(Should blog more often. Ahem.)
I believe a screenshot is in order. I was just trying to take a look at Gentium, which is an awesome font.
SIL makes awesome contributions to open source and open fonts. I’m not denying that.
I am, however, somewhat wary of a group of linguists who put frigging Google Translate on their home page. This goes right in the category of “should know better than that, dammit”.
Especially when the way Google Translate is deployed pretty much instantly discredits itself.
I’ve ranted about this before. Automatic translation is good for personal analysis - if you need to figure out what a passage of text means, and you don’t know the language, automatic translation can be a very valuable tool.
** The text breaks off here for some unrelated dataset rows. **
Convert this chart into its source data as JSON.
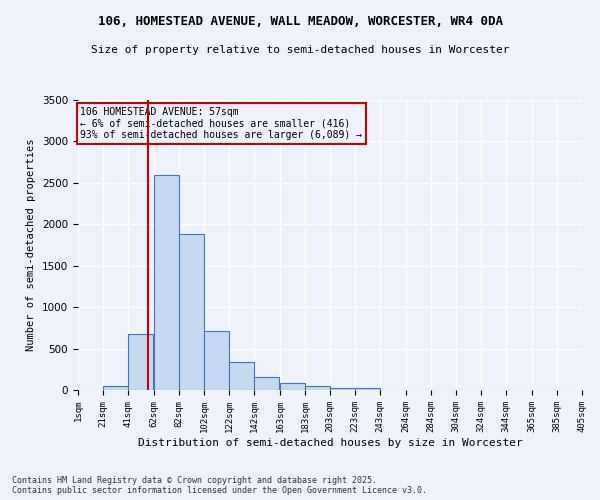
{
  "title_line1": "106, HOMESTEAD AVENUE, WALL MEADOW, WORCESTER, WR4 0DA",
  "title_line2": "Size of property relative to semi-detached houses in Worcester",
  "xlabel": "Distribution of semi-detached houses by size in Worcester",
  "ylabel": "Number of semi-detached properties",
  "bin_labels": [
    "1sqm",
    "21sqm",
    "41sqm",
    "62sqm",
    "82sqm",
    "102sqm",
    "122sqm",
    "142sqm",
    "163sqm",
    "183sqm",
    "203sqm",
    "223sqm",
    "243sqm",
    "264sqm",
    "284sqm",
    "304sqm",
    "324sqm",
    "344sqm",
    "365sqm",
    "385sqm",
    "405sqm"
  ],
  "bar_heights": [
    0,
    50,
    670,
    2600,
    1880,
    710,
    340,
    155,
    90,
    50,
    30,
    20,
    0,
    0,
    0,
    0,
    0,
    0,
    0,
    0
  ],
  "bar_color": "#c5d9f1",
  "bar_edge_color": "#4472c4",
  "annotation_line1": "106 HOMESTEAD AVENUE: 57sqm",
  "annotation_line2": "← 6% of semi-detached houses are smaller (416)",
  "annotation_line3": "93% of semi-detached houses are larger (6,089) →",
  "vline_color": "#cc0000",
  "vline_x": 57,
  "annotation_box_edge_color": "#cc0000",
  "background_color": "#eef2fb",
  "grid_color": "#ffffff",
  "ylim": [
    0,
    3500
  ],
  "footnote1": "Contains HM Land Registry data © Crown copyright and database right 2025.",
  "footnote2": "Contains public sector information licensed under the Open Government Licence v3.0."
}
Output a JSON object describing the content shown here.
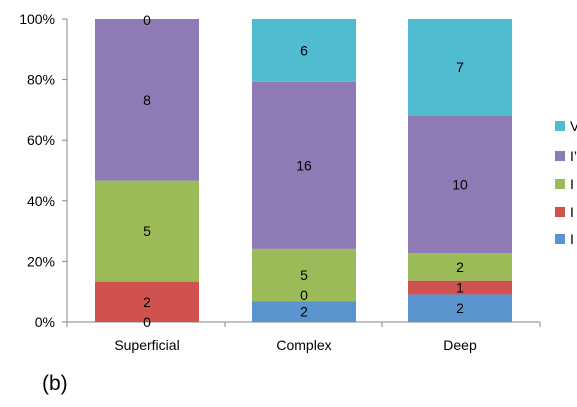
{
  "chart_data": {
    "type": "bar",
    "stacked": "percent",
    "categories": [
      "Superficial",
      "Complex",
      "Deep"
    ],
    "series": [
      {
        "name": "I",
        "color": "#5B95CF",
        "values": [
          0,
          2,
          2
        ]
      },
      {
        "name": "I",
        "color": "#D0524E",
        "values": [
          2,
          0,
          1
        ]
      },
      {
        "name": "I",
        "color": "#9BBB59",
        "values": [
          5,
          5,
          2
        ]
      },
      {
        "name": "I’",
        "color": "#8E7BB5",
        "values": [
          8,
          16,
          10
        ]
      },
      {
        "name": "V",
        "color": "#4FBCD0",
        "values": [
          0,
          6,
          7
        ]
      }
    ],
    "ylim": [
      0,
      100
    ],
    "yticks": [
      "0%",
      "20%",
      "40%",
      "60%",
      "80%",
      "100%"
    ],
    "grid": false,
    "legend_position": "right"
  },
  "caption": "(b)"
}
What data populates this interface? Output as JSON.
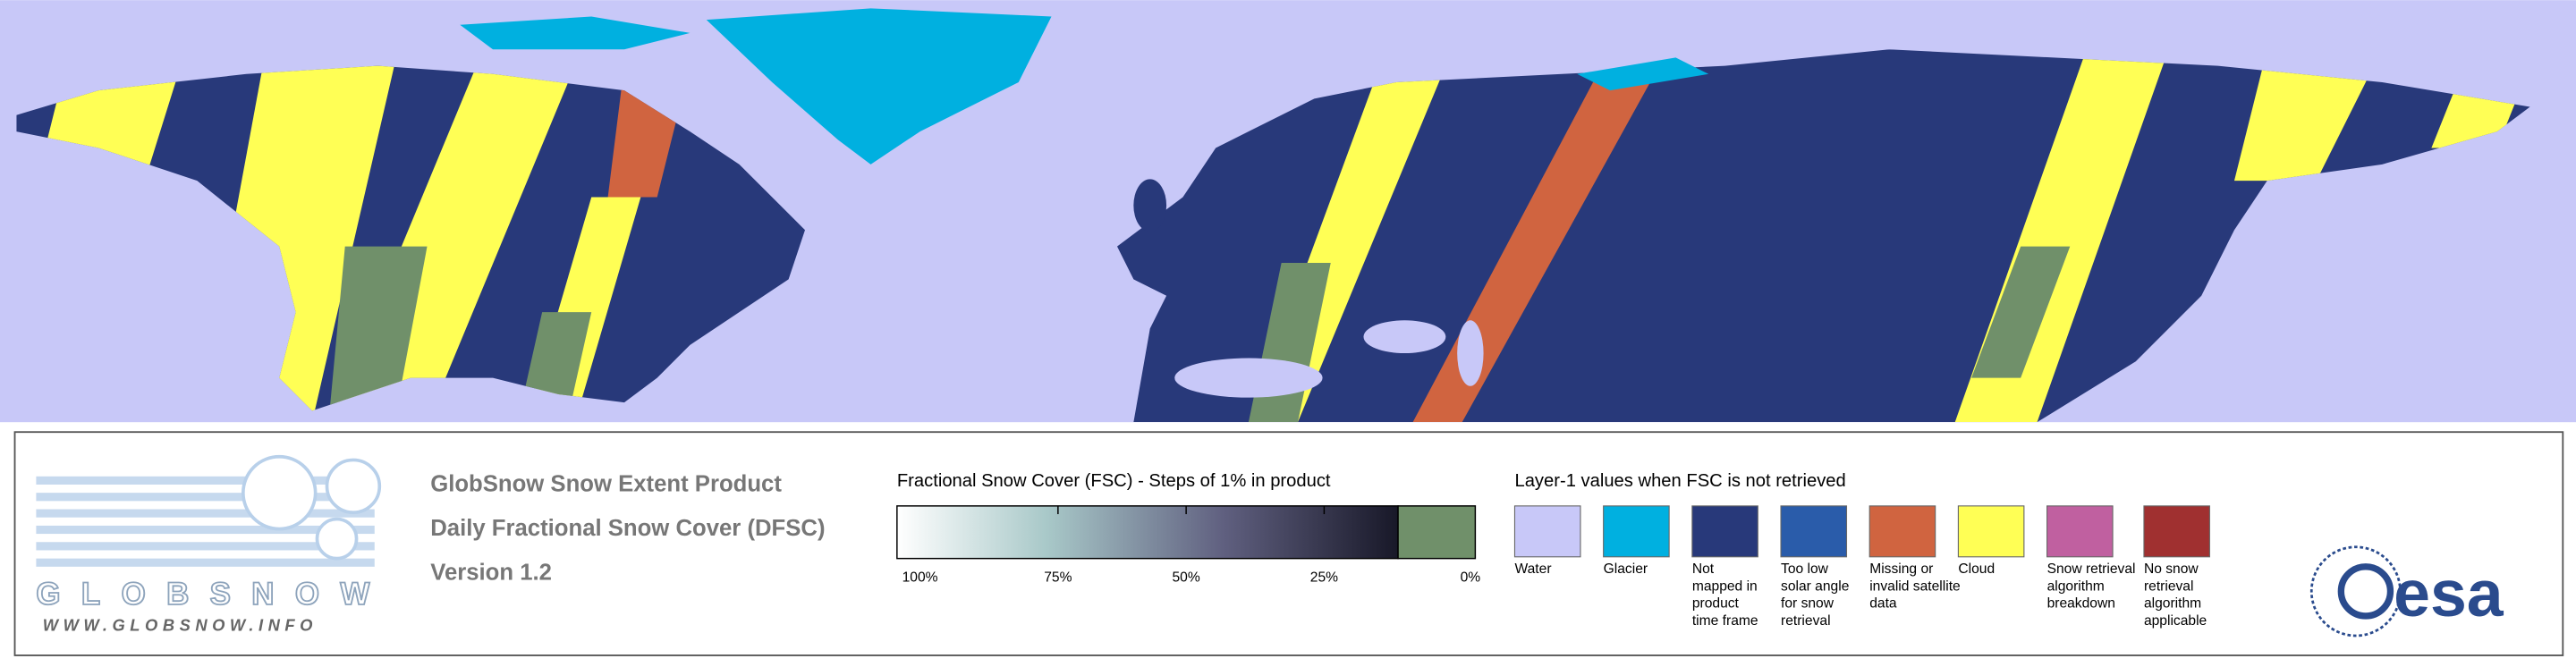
{
  "logo": {
    "name": "GLOBSNOW",
    "url": "WWW.GLOBSNOW.INFO"
  },
  "product": {
    "title": "GlobSnow Snow Extent Product",
    "subtitle": "Daily Fractional Snow Cover (DFSC)",
    "version": "Version 1.2"
  },
  "fsc_legend": {
    "title": "Fractional Snow Cover (FSC) - Steps of 1% in product",
    "tick_labels": [
      "100%",
      "75%",
      "50%",
      "25%",
      "0%"
    ]
  },
  "layer1_legend": {
    "title": "Layer-1 values when FSC is not retrieved",
    "items": [
      {
        "color": "#c8c8f8",
        "label": [
          "Water"
        ]
      },
      {
        "color": "#00b0e0",
        "label": [
          "Glacier"
        ]
      },
      {
        "color": "#28397a",
        "label": [
          "Not",
          "mapped in",
          "product",
          "time frame"
        ]
      },
      {
        "color": "#2a5caa",
        "label": [
          "Too low",
          "solar angle",
          "for snow",
          "retrieval"
        ]
      },
      {
        "color": "#d06440",
        "label": [
          "Missing or",
          "invalid satellite",
          "data"
        ]
      },
      {
        "color": "#ffff55",
        "label": [
          "Cloud"
        ]
      },
      {
        "color": "#c060a0",
        "label": [
          "Snow retrieval",
          "algorithm",
          "breakdown"
        ]
      },
      {
        "color": "#a03030",
        "label": [
          "No snow",
          "retrieval",
          "algorithm",
          "applicable"
        ]
      }
    ]
  },
  "agency": {
    "name": "esa"
  }
}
But it is not a substitute for localised customer service in for-profit companies. Nor, in case of an organisation like SIL, is it a substitute for providing free information in multiple languages.
And in this screenshot, it should be terrifyingly apparent why.
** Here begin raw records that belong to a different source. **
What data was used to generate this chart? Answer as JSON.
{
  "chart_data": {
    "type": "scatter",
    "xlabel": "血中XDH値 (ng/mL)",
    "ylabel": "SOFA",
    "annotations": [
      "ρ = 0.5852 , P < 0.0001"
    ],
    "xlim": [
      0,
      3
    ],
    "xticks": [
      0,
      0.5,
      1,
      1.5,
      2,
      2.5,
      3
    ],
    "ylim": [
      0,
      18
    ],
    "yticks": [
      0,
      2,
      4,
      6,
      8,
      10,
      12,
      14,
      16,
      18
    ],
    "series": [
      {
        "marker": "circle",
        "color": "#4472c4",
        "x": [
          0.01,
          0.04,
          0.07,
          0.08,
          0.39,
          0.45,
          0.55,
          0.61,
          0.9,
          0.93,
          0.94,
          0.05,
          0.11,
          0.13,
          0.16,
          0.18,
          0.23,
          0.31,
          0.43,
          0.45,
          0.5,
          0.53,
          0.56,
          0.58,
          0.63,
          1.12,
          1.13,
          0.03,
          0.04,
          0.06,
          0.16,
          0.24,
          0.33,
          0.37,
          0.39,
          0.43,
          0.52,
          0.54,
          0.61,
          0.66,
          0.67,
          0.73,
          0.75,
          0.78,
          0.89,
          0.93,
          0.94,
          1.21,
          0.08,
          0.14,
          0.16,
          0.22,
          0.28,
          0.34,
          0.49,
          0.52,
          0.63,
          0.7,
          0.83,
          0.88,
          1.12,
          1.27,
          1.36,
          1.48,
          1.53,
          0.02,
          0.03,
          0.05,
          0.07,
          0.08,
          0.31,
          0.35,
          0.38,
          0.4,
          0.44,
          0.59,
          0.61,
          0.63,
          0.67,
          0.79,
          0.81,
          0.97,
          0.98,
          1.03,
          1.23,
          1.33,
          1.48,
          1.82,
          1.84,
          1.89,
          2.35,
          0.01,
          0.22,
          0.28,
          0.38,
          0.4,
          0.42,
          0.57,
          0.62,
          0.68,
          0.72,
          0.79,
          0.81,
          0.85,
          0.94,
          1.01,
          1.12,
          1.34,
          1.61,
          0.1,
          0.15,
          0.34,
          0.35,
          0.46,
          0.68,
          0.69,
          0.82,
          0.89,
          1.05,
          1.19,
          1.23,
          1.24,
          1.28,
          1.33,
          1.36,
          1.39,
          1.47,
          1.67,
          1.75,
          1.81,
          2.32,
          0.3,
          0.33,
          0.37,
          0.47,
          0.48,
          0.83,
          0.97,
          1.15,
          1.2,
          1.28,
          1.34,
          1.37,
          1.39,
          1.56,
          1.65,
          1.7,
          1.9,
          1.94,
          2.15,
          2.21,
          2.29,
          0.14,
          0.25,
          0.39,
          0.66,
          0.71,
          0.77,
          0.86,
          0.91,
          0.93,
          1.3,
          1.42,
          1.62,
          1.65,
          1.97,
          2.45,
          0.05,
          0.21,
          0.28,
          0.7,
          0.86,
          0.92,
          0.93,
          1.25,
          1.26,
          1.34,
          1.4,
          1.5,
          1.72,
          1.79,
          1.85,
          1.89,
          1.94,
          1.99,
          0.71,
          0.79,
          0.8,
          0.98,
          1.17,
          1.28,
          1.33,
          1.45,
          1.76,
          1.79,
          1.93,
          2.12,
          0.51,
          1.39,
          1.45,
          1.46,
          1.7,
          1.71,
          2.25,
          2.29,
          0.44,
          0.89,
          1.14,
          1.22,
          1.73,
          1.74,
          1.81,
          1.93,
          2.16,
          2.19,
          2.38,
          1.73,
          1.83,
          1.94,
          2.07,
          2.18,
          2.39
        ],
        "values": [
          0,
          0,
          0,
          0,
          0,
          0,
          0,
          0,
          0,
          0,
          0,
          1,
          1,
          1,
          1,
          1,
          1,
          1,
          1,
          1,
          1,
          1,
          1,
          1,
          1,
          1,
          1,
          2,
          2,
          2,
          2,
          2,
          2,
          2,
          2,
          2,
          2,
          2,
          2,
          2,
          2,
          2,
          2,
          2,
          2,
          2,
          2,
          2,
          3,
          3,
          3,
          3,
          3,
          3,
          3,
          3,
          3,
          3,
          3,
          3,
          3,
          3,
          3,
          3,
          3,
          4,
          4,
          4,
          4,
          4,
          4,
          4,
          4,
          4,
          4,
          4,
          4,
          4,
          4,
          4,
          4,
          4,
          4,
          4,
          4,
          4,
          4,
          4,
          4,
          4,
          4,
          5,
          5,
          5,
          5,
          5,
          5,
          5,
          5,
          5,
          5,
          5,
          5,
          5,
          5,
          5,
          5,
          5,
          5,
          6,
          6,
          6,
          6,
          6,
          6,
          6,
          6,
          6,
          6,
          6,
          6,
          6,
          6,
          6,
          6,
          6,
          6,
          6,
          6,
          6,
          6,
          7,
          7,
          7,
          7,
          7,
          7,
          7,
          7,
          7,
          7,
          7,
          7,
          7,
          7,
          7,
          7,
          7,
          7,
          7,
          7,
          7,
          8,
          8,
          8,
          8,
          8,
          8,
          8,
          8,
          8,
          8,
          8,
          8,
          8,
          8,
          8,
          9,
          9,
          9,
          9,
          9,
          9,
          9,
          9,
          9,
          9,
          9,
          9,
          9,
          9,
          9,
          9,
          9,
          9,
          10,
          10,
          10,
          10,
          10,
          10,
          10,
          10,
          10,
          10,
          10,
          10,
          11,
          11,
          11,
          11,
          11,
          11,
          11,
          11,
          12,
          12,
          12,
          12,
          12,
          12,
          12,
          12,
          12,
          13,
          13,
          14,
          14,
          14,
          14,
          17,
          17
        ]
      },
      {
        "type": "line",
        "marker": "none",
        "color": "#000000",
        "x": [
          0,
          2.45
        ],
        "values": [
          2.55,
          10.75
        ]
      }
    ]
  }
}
Google Translate can’t even present its own interface to the user in a consistently localised manner. Are they using Google Translate for their own bloody interface? Whatever gods there be willing, I hope not.
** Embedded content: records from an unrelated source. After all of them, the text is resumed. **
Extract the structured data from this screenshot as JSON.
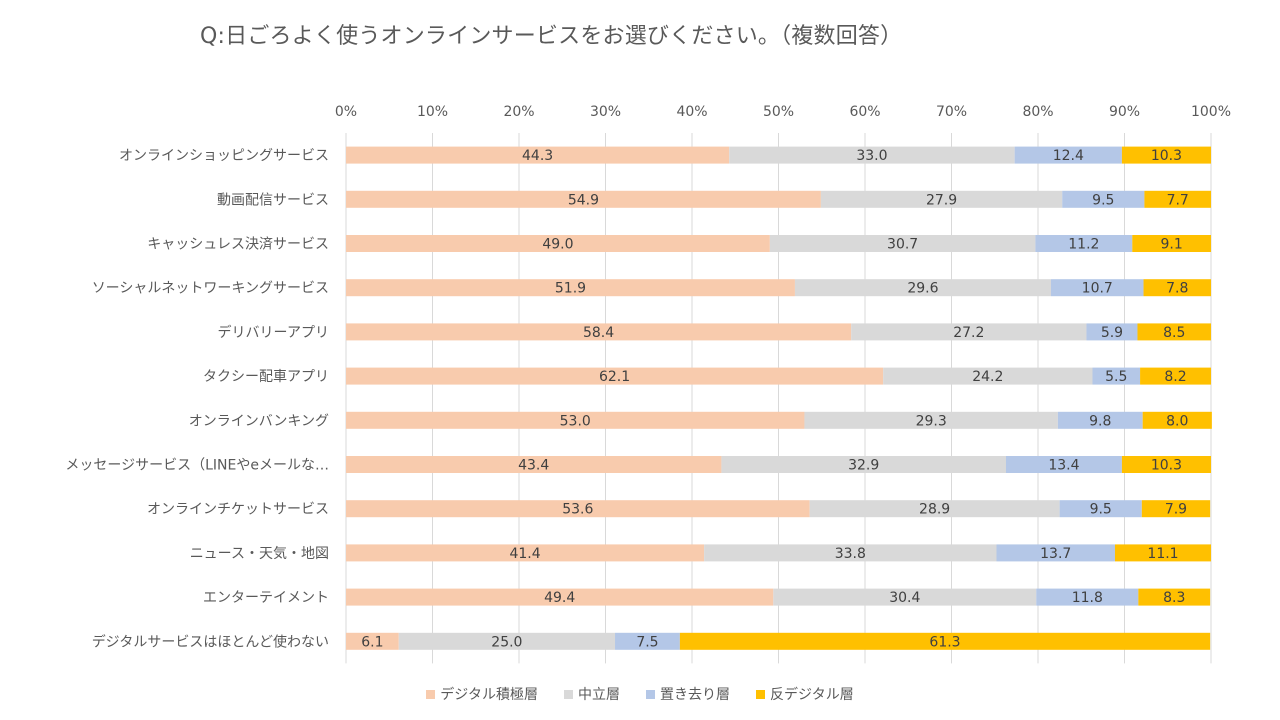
{
  "chart_data": {
    "type": "bar",
    "orientation": "horizontal",
    "stacked": "percent",
    "title": "Q:日ごろよく使うオンラインサービスをお選びください。（複数回答）",
    "categories": [
      "オンラインショッピングサービス",
      "動画配信サービス",
      "キャッシュレス決済サービス",
      "ソーシャルネットワーキングサービス",
      "デリバリーアプリ",
      "タクシー配車アプリ",
      "オンラインバンキング",
      "メッセージサービス（LINEやeメールな…",
      "オンラインチケットサービス",
      "ニュース・天気・地図",
      "エンターテイメント",
      "デジタルサービスはほとんど使わない"
    ],
    "series": [
      {
        "name": "デジタル積極層",
        "color": "#F8CBAD",
        "values": [
          44.3,
          54.9,
          49.0,
          51.9,
          58.4,
          62.1,
          53.0,
          43.4,
          53.6,
          41.4,
          49.4,
          6.1
        ]
      },
      {
        "name": "中立層",
        "color": "#D9D9D9",
        "values": [
          33.0,
          27.9,
          30.7,
          29.6,
          27.2,
          24.2,
          29.3,
          32.9,
          28.9,
          33.8,
          30.4,
          25.0
        ]
      },
      {
        "name": "置き去り層",
        "color": "#B4C7E7",
        "values": [
          12.4,
          9.5,
          11.2,
          10.7,
          5.9,
          5.5,
          9.8,
          13.4,
          9.5,
          13.7,
          11.8,
          7.5
        ]
      },
      {
        "name": "反デジタル層",
        "color": "#FFC000",
        "values": [
          10.3,
          7.7,
          9.1,
          7.8,
          8.5,
          8.2,
          8.0,
          10.3,
          7.9,
          11.1,
          8.3,
          61.3
        ]
      }
    ],
    "value_labels": [
      [
        "44.3",
        "33.0",
        "12.4",
        "10.3"
      ],
      [
        "54.9",
        "27.9",
        "9.5",
        "7.7"
      ],
      [
        "49.0",
        "30.7",
        "11.2",
        "9.1"
      ],
      [
        "51.9",
        "29.6",
        "10.7",
        "7.8"
      ],
      [
        "58.4",
        "27.2",
        "5.9",
        "8.5"
      ],
      [
        "62.1",
        "24.2",
        "5.5",
        "8.2"
      ],
      [
        "53.0",
        "29.3",
        "9.8",
        "8.0"
      ],
      [
        "43.4",
        "32.9",
        "13.4",
        "10.3"
      ],
      [
        "53.6",
        "28.9",
        "9.5",
        "7.9"
      ],
      [
        "41.4",
        "33.8",
        "13.7",
        "11.1"
      ],
      [
        "49.4",
        "30.4",
        "11.8",
        "8.3"
      ],
      [
        "6.1",
        "25.0",
        "7.5",
        "61.3"
      ]
    ],
    "xlim": [
      0,
      100
    ],
    "xticks": [
      "0%",
      "10%",
      "20%",
      "30%",
      "40%",
      "50%",
      "60%",
      "70%",
      "80%",
      "90%",
      "100%"
    ],
    "grid": true,
    "axis_position": "top",
    "legend_position": "bottom"
  }
}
Here, Google Translate presents itself as “Google Kääntäjä”… and “Google Käännä”. Neither is correct, by the way.
Now, in their infinite wisdom, the original translators of Google Translate user interface chose to call the system “Google-kääntäjä”, and the actual page just uses “Kääntäjä” (“Translator”), which to me rings correct, as in “Google’s very own ‘Translate’ product”.
You will, of course, note two things. The most obvious is that “kääntäjä” means “Translator”, not “Translate”; in Finnish, verbs are not usually used in titles like this. This is why “Google Käännä”, the literal translation of “Google Translate”, sounds very funny. But “Google Translator” doesn’t sound too bad, does it?
The second issue is the compound noun one: “Google Kääntäjä” (or “Google kääntäjä” as it’s styled in the above logo) is wrong. There’s supposed to be a dash. The latter part shouldn’t be capitalised, unless Google Translate was actually invented in 1920s or so and is powered by Steam-Engines. Tempora mutantur. Hence, “Google-kääntäjä”.